The night before Archegos Capital’s story came to the public, late last month, the fund’s biggest brokerage quietly canceled some of the risky positions to hedge funds. Trade told CNBC.
Morgan Stanley sold about $ 5 billion in stakes from Archegos’ doomed stakes in U.S. media and Chinese tech titles to a small group of hedge funds late Thursday, March 25, as people requested anonymity. To speak honestly about the transaction.
It’s a previously unreported detail that illustrates the extra steps some banks take to protect themselves from customer collapse losses. The move has a positive effect on Morgan Stanley, the world’s largest equity store and shareholders. While the bank escaped the incident with no material losses, other companies were fortunate, Credit Suisse said Tuesday it suffered a $ 4.7 billion hit after easing the Archegos position loss.The company also cut dividends and halt. Repurchase
Morgan Stanley obtained the consent of Archegos, operated by former Tiger Management analyst Bill Hwang, to buy rounds of stock on Thursday, the people said. The bank offers a discount on its share price, telling hedge funds it is part of a collateral call that can prevent the collapse of unnamed clients.
But the investment bank had information not shared with stock buyers: a basket of stocks sold, made up of eight or more names, Baidu and Tencent Music, was just the launch of an unprecedented wave of tens of billions. Dollar sales by Morgan Stanley and other investment banks begin the next day.
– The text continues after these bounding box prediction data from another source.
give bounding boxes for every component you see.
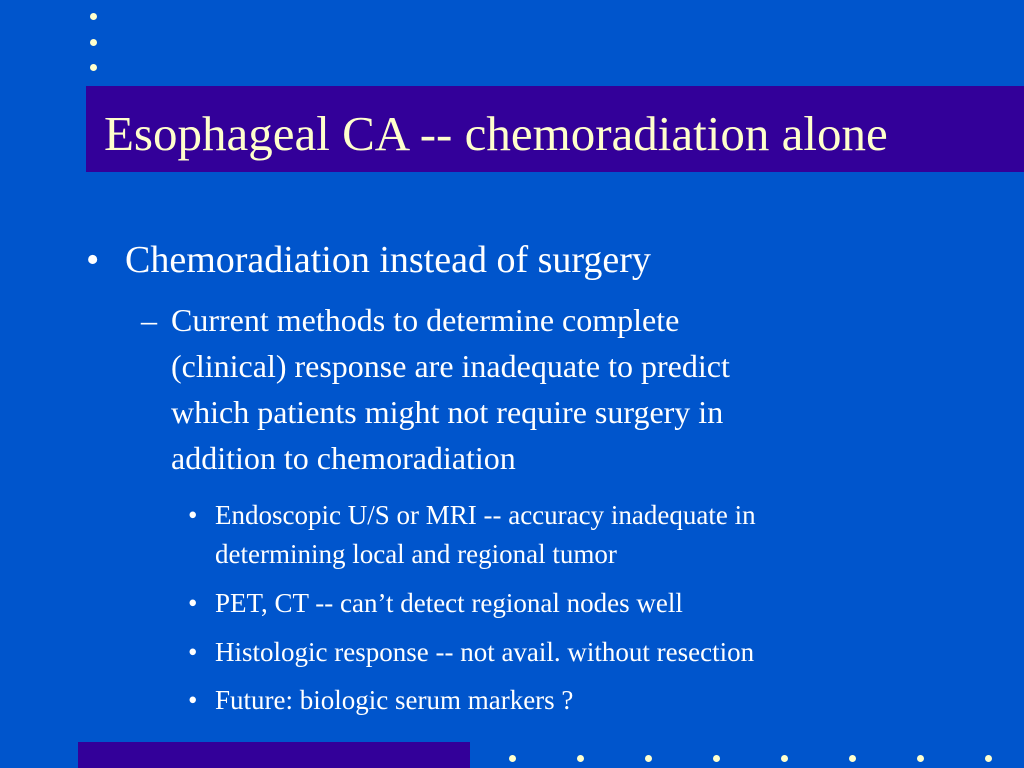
bullet-marker: • [188,637,198,667]
dot [781,755,788,762]
dot [90,13,97,20]
dot [577,755,584,762]
bullet-level3-line: determining local and regional tumor [215,539,617,569]
dot [90,64,97,71]
footer-bar [78,742,470,768]
bullet-level2-line: (clinical) response are inadequate to predict [171,348,730,384]
bullet-level2-line: which patients might not require surgery in [171,394,724,430]
bullet-level1: Chemoradiation instead of surgery [125,239,651,281]
dot [849,755,856,762]
bullet-level2-line: Current methods to determine complete [171,302,680,338]
bullet-level2-line: addition to chemoradiation [171,440,516,476]
bullet-level3: Histologic response -- not avail. without resection [215,637,755,667]
dot [645,755,652,762]
dot [985,755,992,762]
dot [713,755,720,762]
bullet-marker: • [188,500,198,530]
slide-title: Esophageal CA -- chemoradiation alone [104,106,888,161]
dot [90,39,97,46]
bullet-marker: • [188,685,198,715]
bullet-level3: PET, CT -- can’t detect regional nodes well [215,588,683,618]
bullet-marker: • [86,239,100,281]
bullet-level3: Future: biologic serum markers ? [215,685,574,715]
dot [509,755,516,762]
dash-marker: – [141,302,157,338]
bullet-level3-line: Endoscopic U/S or MRI -- accuracy inadequate in [215,500,756,530]
dot [917,755,924,762]
bullet-marker: • [188,588,198,618]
Some clients felt betrayed by Morgan Stanley because they had not received such critical context, according to one of the people familiar with trading. The hedge fund later learned in news reports that Hwang and his top brokerage met on Thursday night to try and loosen his position in order, a difficult task considering the risks that the term would have. Fell out
That means at least some of the bankers at Morgan Stanley knew the extent of the likely sale, and that Hwang̵7;s company was unlikely to survive, these people argue. The knowledge helped rival Morgan Stanley and Goldman Sachs avoid losses as companies quickly sold Archegos-linked shares.Morgan Stanley and Goldman declined to comment for this article.
Morgan Stanley was the largest of the top ten shareholders that Archegos traded at the end of 2020, with an overall position of about $ 18 billion, according to analysis of filings by market participants Credit Suisse was the most disclosed. Second place with an estimated $ 10 billion, these sources noted. That means Morgan Stanley could face an estimated loss of $ 10 billion if it didn’t act swiftly.
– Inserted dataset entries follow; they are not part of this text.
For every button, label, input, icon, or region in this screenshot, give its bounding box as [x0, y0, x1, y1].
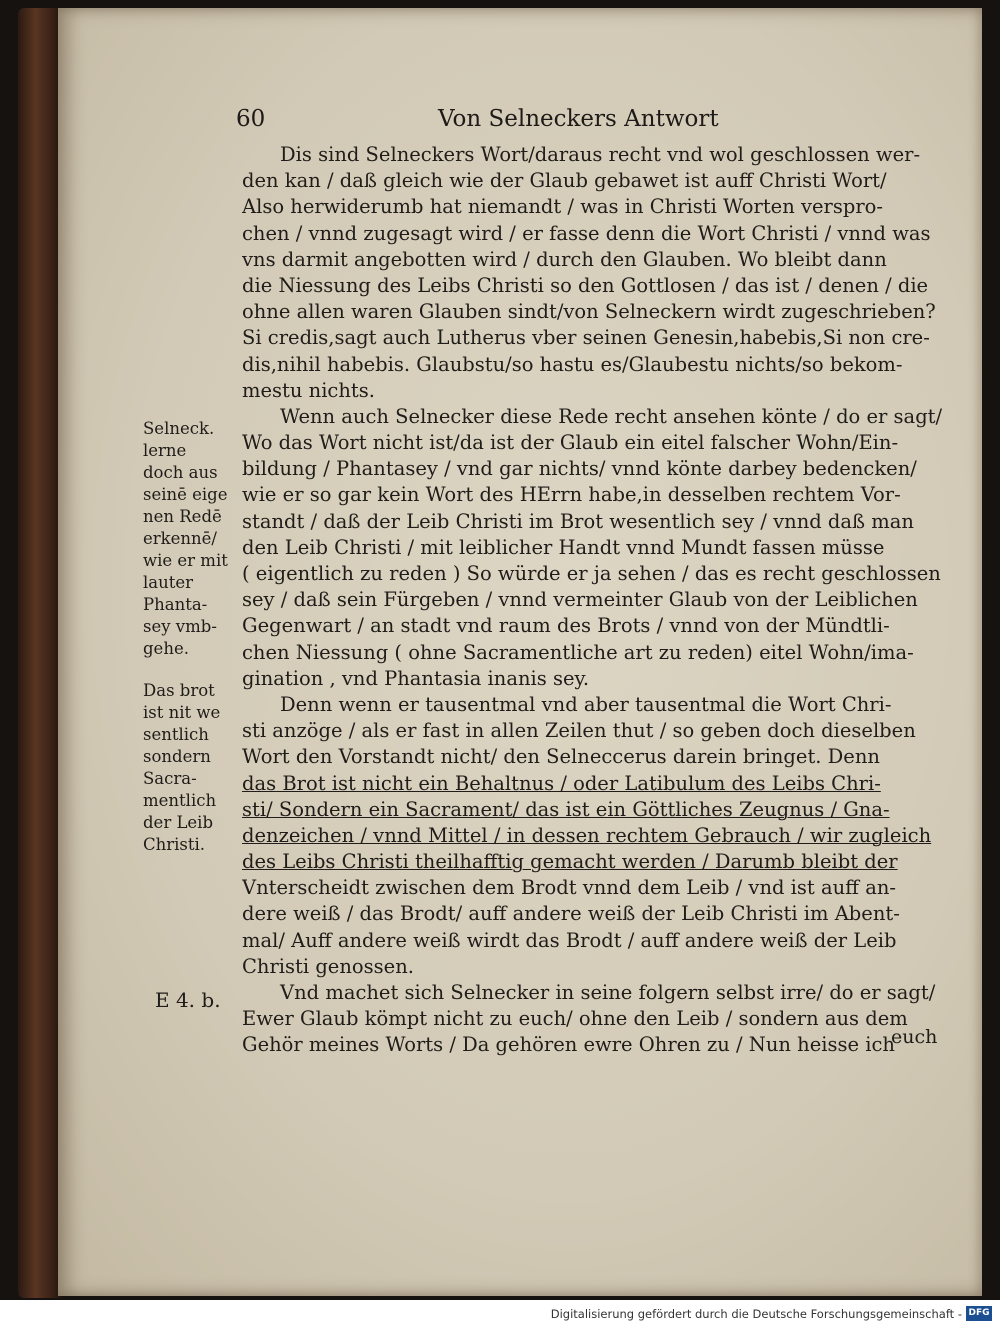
text-line: Wort den Vorstandt nicht/ den Selneccerus darein bringet. Denn: [242, 745, 880, 769]
text-line: ohne allen waren Glauben sindt/von Selneckern wirdt zugeschrieben?: [242, 300, 936, 324]
book-binding: [18, 8, 62, 1298]
text-line: chen Niessung ( ohne Sacramentliche art zu reden) eitel Wohn/ima-: [242, 640, 914, 664]
page-number: 60: [236, 106, 266, 132]
running-head: Von Selneckers Antwort: [438, 106, 719, 132]
footer-bar: [0, 1300, 1000, 1327]
text-line: dis,nihil habebis. Glaubstu/so hastu es/Glaubestu nichts/so bekom-: [242, 352, 903, 376]
dfg-logo: DFG: [966, 1306, 992, 1321]
text-line: sti anzöge / als er fast in allen Zeilen thut / so geben doch dieselben: [242, 719, 916, 743]
margin-note-line: Sacra-: [143, 769, 197, 788]
text-line: Wenn auch Selnecker diese Rede recht ansehen könte / do er sagt/: [280, 404, 942, 428]
text-line: sey / daß sein Fürgeben / vnnd vermeinter Glaub von der Leiblichen: [242, 588, 918, 612]
margin-note-line: lauter: [143, 573, 194, 592]
text-line: den Leib Christi / mit leiblicher Handt vnnd Mundt fassen müsse: [242, 535, 885, 559]
text-line: Christi genossen.: [242, 954, 414, 978]
margin-note-line: Christi.: [143, 835, 206, 854]
text-line: Denn wenn er tausentmal vnd aber tausentmal die Wort Chri-: [280, 692, 892, 716]
text-line: bildung / Phantasey / vnd gar nichts/ vnnd könte darbey bedencken/: [242, 457, 917, 481]
text-line: die Niessung des Leibs Christi so den Gottlosen / das ist / denen / die: [242, 273, 929, 297]
margin-note-line: erkennē/: [143, 529, 217, 548]
margin-note-line: ist nit we: [143, 703, 221, 722]
margin-note-line: Phanta-: [143, 595, 208, 614]
text-line: Vnd machet sich Selnecker in seine folgern selbst irre/ do er sagt/: [280, 981, 936, 1004]
text-line: Dis sind Selneckers Wort/daraus recht vnd wol geschlossen wer-: [280, 143, 921, 166]
catchword: euch: [891, 1026, 938, 1048]
margin-note-line: Selneck.: [143, 419, 215, 438]
text-line: denzeichen / vnnd Mittel / in dessen rechtem Gebrauch / wir zugleich: [242, 823, 932, 847]
margin-note-line: seinē eige: [143, 485, 228, 504]
funding-credit: Digitalisierung gefördert durch die Deutsche Forschungsgemeinschaft -: [550, 1307, 962, 1321]
margin-note-line: sey vmb-: [143, 617, 217, 636]
text-line: Wo das Wort nicht ist/da ist der Glaub ein eitel falscher Wohn/Ein-: [242, 431, 899, 455]
margin-note-line: Das brot: [143, 681, 215, 700]
text-line: Si credis,sagt auch Lutherus vber seinen Genesin,habebis,Si non cre-: [242, 326, 930, 350]
page-header: [236, 106, 916, 134]
text-line: Gehör meines Worts / Da gehören ewre Ohren zu / Nun heisse ich: [242, 1033, 895, 1057]
text-line: dere weiß / das Brodt/ auff andere weiß der Leib Christi im Abent-: [242, 902, 900, 926]
text-line: vns darmit angebotten wird / durch den Glauben. Wo bleibt dann: [242, 247, 887, 271]
text-line: standt / daß der Leib Christi im Brot wesentlich sey / vnnd daß man: [242, 509, 914, 533]
margin-note-line: gehe.: [143, 639, 189, 658]
margin-note-line: nen Redē: [143, 507, 222, 526]
text-line: Vnterscheidt zwischen dem Brodt vnnd dem Leib / vnd ist auff an-: [242, 876, 896, 900]
text-line: ( eigentlich zu reden ) So würde er ja sehen / das es recht geschlossen: [242, 562, 941, 585]
margin-note-selnecker: [143, 418, 243, 660]
text-line: Ewer Glaub kömpt nicht zu euch/ ohne den Leib / sondern aus dem: [242, 1007, 908, 1031]
margin-note-line: sondern: [143, 747, 211, 766]
margin-note-line: sentlich: [143, 725, 209, 744]
margin-note-brot: [143, 680, 243, 856]
text-line: Gegenwart / an stadt vnd raum des Brots / vnnd von der Mündtli-: [242, 614, 890, 638]
text-line: mal/ Auff andere weiß wirdt das Brodt / auff andere weiß der Leib: [242, 928, 897, 952]
margin-note-line: mentlich: [143, 791, 217, 810]
text-line: des Leibs Christi theilhafftig gemacht werden / Darumb bleibt der: [242, 850, 898, 874]
text-line: mestu nichts.: [242, 378, 375, 402]
text-line: sti/ Sondern ein Sacrament/ das ist ein Göttliches Zeugnus / Gna-: [242, 797, 890, 821]
body-text: [242, 142, 942, 1059]
text-line: den kan / daß gleich wie der Glaub gebawet ist auff Christi Wort/: [242, 169, 887, 193]
signature-mark: E 4. b.: [155, 988, 221, 1012]
text-line: Also herwiderumb hat niemandt / was in Christi Worten verspro-: [242, 195, 883, 219]
margin-note-line: lerne: [143, 441, 187, 460]
margin-note-line: der Leib: [143, 813, 214, 832]
text-line: chen / vnnd zugesagt wird / er fasse denn die Wort Christi / vnnd was: [242, 221, 931, 245]
margin-note-line: doch aus: [143, 463, 218, 482]
text-line: wie er so gar kein Wort des HErrn habe,in desselben rechtem Vor-: [242, 483, 901, 507]
margin-note-line: wie er mit: [143, 551, 228, 570]
text-line: das Brot ist nicht ein Behaltnus / oder Latibulum des Leibs Chri-: [242, 771, 881, 795]
text-line: gination , vnd Phantasia inanis sey.: [242, 666, 590, 690]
“I think it was the ‘oh —‘ moment that Morgan was looking at just $ 10 billion in losses from their book, and they had to quickly take a risk. “A knowledgeable person said
While the sale of Goldman’s $ 10.5 billion Archegos-related stake on Friday, March 26, was widely reported after the bank sent an email to a broad client list, Morgan Stanley’s move the night before. That would not have been reported so far, as banks deal with less than half. A dozen hedge funds keep transactions hidden.
Client, which is a sub-type of hedge fund sometimes referred to as “Equity market strategies” generally do not have an opinion on the merits of an individual stock. Instead, they’ll buy stock blocks from major brokers like Morgan Stanley and others when the discounts are deep enough, usually loosening their trades over time.
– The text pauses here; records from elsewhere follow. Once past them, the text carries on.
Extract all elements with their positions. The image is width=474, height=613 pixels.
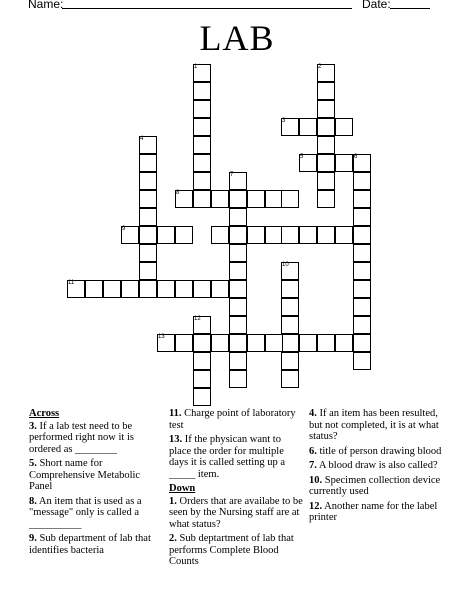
crossword-cell[interactable] xyxy=(353,262,371,280)
clue-item: 6. title of person drawing blood xyxy=(309,445,442,457)
crossword-cell[interactable] xyxy=(353,316,371,334)
crossword-cell[interactable] xyxy=(193,172,211,190)
crossword-cell[interactable] xyxy=(175,334,193,352)
clue-item: 13. If the physican want to place the order for multiple days it is called setting up a _____ item. xyxy=(169,434,286,480)
crossword-cell[interactable] xyxy=(193,190,211,208)
crossword-cell[interactable] xyxy=(299,226,317,244)
clue-item: 12. Another name for the label printer xyxy=(309,500,438,523)
crossword-cell[interactable] xyxy=(229,334,247,352)
clue-item: 3. If a lab test need to be performed right now it is ordered as ________ xyxy=(29,420,134,455)
crossword-cell[interactable] xyxy=(193,370,211,388)
crossword-cell[interactable] xyxy=(229,370,247,388)
crossword-cell[interactable] xyxy=(335,154,353,172)
clue-number: 8 xyxy=(176,190,180,196)
crossword-cell[interactable] xyxy=(139,280,157,298)
crossword-cell[interactable] xyxy=(193,352,211,370)
crossword-cell[interactable] xyxy=(281,334,299,352)
crossword-cell[interactable] xyxy=(121,280,139,298)
crossword-cell[interactable] xyxy=(299,118,317,136)
crossword-cell[interactable] xyxy=(353,298,371,316)
crossword-cell[interactable] xyxy=(157,280,175,298)
crossword-cell[interactable] xyxy=(335,226,353,244)
crossword-cell[interactable] xyxy=(353,334,371,352)
clue-number: 13 xyxy=(158,334,165,340)
clue-number: 4 xyxy=(140,136,144,142)
clue-number: 2 xyxy=(318,64,322,70)
crossword-cell[interactable] xyxy=(193,100,211,118)
crossword-cell[interactable] xyxy=(317,118,335,136)
clue-item: 11. Charge point of laboratory test xyxy=(169,408,296,431)
crossword-cell[interactable] xyxy=(281,190,299,208)
name-label: Name: xyxy=(28,0,64,11)
crossword-cell[interactable] xyxy=(157,226,175,244)
crossword-cell[interactable] xyxy=(317,190,335,208)
crossword-cell[interactable] xyxy=(193,334,211,352)
crossword-cell[interactable] xyxy=(139,154,157,172)
crossword-cell[interactable] xyxy=(193,82,211,100)
crossword-cell[interactable] xyxy=(317,172,335,190)
clue-item: 5. Short name for Comprehensive Metabolic Panel xyxy=(29,458,141,492)
clue-number: 7 xyxy=(230,172,234,178)
crossword-cell[interactable] xyxy=(299,334,317,352)
crossword-cell[interactable] xyxy=(281,280,299,298)
crossword-cell[interactable] xyxy=(175,226,193,244)
clues-column-2 xyxy=(169,408,304,571)
crossword-cell[interactable] xyxy=(139,172,157,190)
clue-item: 4. If an item has been resulted, but not completed, it is at what status? xyxy=(309,408,439,442)
crossword-cell[interactable] xyxy=(353,352,371,370)
clue-number: 1 xyxy=(194,64,198,70)
page-title: LAB xyxy=(199,18,275,58)
crossword-cell[interactable] xyxy=(353,280,371,298)
clue-item: 2. Sub deptartment of lab that performs Complete Blood Counts xyxy=(169,533,294,567)
crossword-cell[interactable] xyxy=(229,298,247,316)
crossword-cell[interactable] xyxy=(103,280,121,298)
clue-number: 9 xyxy=(122,226,126,232)
crossword-cell[interactable] xyxy=(193,280,211,298)
crossword-cell[interactable] xyxy=(229,316,247,334)
crossword-cell[interactable] xyxy=(229,352,247,370)
crossword-cell[interactable] xyxy=(139,226,157,244)
crossword-cell[interactable] xyxy=(85,280,103,298)
crossword-cell[interactable] xyxy=(229,190,247,208)
clue-number: 3 xyxy=(282,118,286,124)
crossword-cell[interactable] xyxy=(281,370,299,388)
clue-number: 5 xyxy=(300,154,304,160)
crossword-cell[interactable] xyxy=(353,172,371,190)
crossword-cell[interactable] xyxy=(247,334,265,352)
crossword-cell[interactable] xyxy=(317,334,335,352)
crossword-cell[interactable] xyxy=(247,226,265,244)
crossword-cell[interactable] xyxy=(281,226,299,244)
crossword-cell[interactable] xyxy=(193,154,211,172)
across-heading: Across xyxy=(29,408,60,419)
crossword-cell[interactable] xyxy=(139,244,157,262)
clue-number: 12 xyxy=(194,316,201,322)
clue-number: 11 xyxy=(68,280,75,286)
clue-number: 10 xyxy=(282,262,289,268)
crossword-cell[interactable] xyxy=(317,154,335,172)
crossword-cell[interactable] xyxy=(211,334,229,352)
crossword-cell[interactable] xyxy=(211,226,229,244)
crossword-cell[interactable] xyxy=(229,262,247,280)
crossword-cell[interactable] xyxy=(353,226,371,244)
crossword-cell[interactable] xyxy=(193,118,211,136)
crossword-cell[interactable] xyxy=(265,334,283,352)
crossword-cell[interactable] xyxy=(317,136,335,154)
crossword-cell[interactable] xyxy=(193,388,211,406)
crossword-cell[interactable] xyxy=(353,244,371,262)
crossword-cell[interactable] xyxy=(211,190,229,208)
crossword-cell[interactable] xyxy=(317,82,335,100)
crossword-cell[interactable] xyxy=(247,190,265,208)
clue-item: 7. A blood draw is also called? xyxy=(309,460,438,471)
crossword-cell[interactable] xyxy=(317,100,335,118)
crossword-cell[interactable] xyxy=(317,226,335,244)
clues-column-1 xyxy=(29,408,157,559)
clues-column-3 xyxy=(309,408,451,527)
clue-item: 1. Orders that are availabe to be seen by the Nursing staff are at what status? xyxy=(169,495,303,530)
crossword-cell[interactable] xyxy=(193,136,211,154)
crossword-cell[interactable] xyxy=(175,280,193,298)
clue-item: 8. An item that is used as a "message" only is called a __________ xyxy=(29,495,142,530)
crossword-cell[interactable] xyxy=(229,226,247,244)
crossword-cell[interactable] xyxy=(139,262,157,280)
crossword-cell[interactable] xyxy=(229,244,247,262)
crossword-cell[interactable] xyxy=(281,316,299,334)
crossword-cell[interactable] xyxy=(211,280,229,298)
crossword-cell[interactable] xyxy=(229,280,247,298)
crossword-cell[interactable] xyxy=(353,208,371,226)
crossword-cell[interactable] xyxy=(353,190,371,208)
clue-item: 10. Specimen collection device currently used xyxy=(309,474,441,497)
down-heading: Down xyxy=(169,483,196,494)
crossword-cell[interactable] xyxy=(335,334,353,352)
crossword-cell[interactable] xyxy=(281,298,299,316)
date-label: Date: xyxy=(362,0,391,11)
clue-item: 9. Sub department of lab that identifies bacteria xyxy=(29,533,151,556)
crossword-cell[interactable] xyxy=(229,208,247,226)
crossword-cell[interactable] xyxy=(139,190,157,208)
clue-number: 6 xyxy=(354,154,358,160)
crossword-cell[interactable] xyxy=(335,118,353,136)
crossword-cell[interactable] xyxy=(139,208,157,226)
crossword-cell[interactable] xyxy=(281,352,299,370)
After Morgan Stanley and Goldman sold the first stake with Archegos’ consent, the floodgates opened. Leading brokers, including Morgan Stanley and Credit Suisse, then exercised their rights under default, seized company collateral and sold their positions on Friday, according to the sources.
At the time of the stock trading on Friday in late March, another change was made: Some hedge fund investors who took part in Thursday’s sale bought more shares from Goldman, which later. It hit the market at a price of 5% to 20% below Morgan Stanley sales.While these positions were deep underwater that day, several names including Baidu and Tencent rebounded, allowing hedge funds to dismiss. Position for profit
“It is a massive cluster of five banks trying to mitigate billions of dollars at the same time without discussing, trading anywhere that is priced to benefit itself,” said one industry source.
Morgan Stanley has largely left Archegos by Friday, March 26, except for one holdout: 45 million shares of ViacomCBS, which were sold to customers on Sunday. The bank’s delayed sell-off of Viacom has raised questions and speculation that the shares hold because it wants a Morgan Stanley-operated secondary offering in the week before closing.
It would even leave some hedge fund clients less excited. But Morgan Stanley is unlikely to lose them during the Archegos episode, People said.
That’s because the fund wants access to the shares of the fiery initial public offering that Morgan Stanley, the top banker in the U.S. technology industry, can do.